A spokesman of the North's Korean People's Army said "the situation on the Korean Peninsula is getting extremely tense" because of alleged U.S. plans to send in reinforcements and build a naval blockade to prepare for a pre-emptive attack. The nations are locked in a dispute over North Korea's nuclear program.
North Korea "will be left with no option but to take a decisive step to abandon its commitment to implement the Armistice Agreement and free itself from the binding force of all its provisions," said the unidentified spokesman, quoted by the North's state-run KCNA news agency.
Armed forces of the two Koreas were in the middle of their annual winter training. But South Korean and U.S. officials saw no immediate indication North Korea planned to launch a serious attack across the border.

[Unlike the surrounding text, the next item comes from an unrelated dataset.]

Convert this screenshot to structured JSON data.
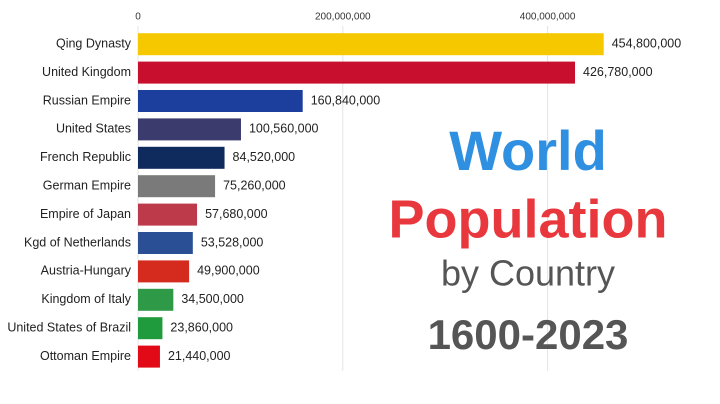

State Department officials in Washington had no immediate reaction to the North's threat. A U.S. official, speaking on condition of anonymity, noted the Bush administration had said in the past it would not respond to threats or blackmail.
Even if Tuesday's announcement is largely symbolic, any change in the armistice -- the only existing legal instrument keeping an uneasy peace on the peninsula -- could greatly increase tensions and uncertainty.
The 1950-53 Korean War ended with an armistice, not a peace treaty, leaving the peninsula still technically at a state of war. The frontier is the world's most heavily armed with most of the nearly 2 million troops of both sides deployed near the border, including 37,000 Americans stationed in the South.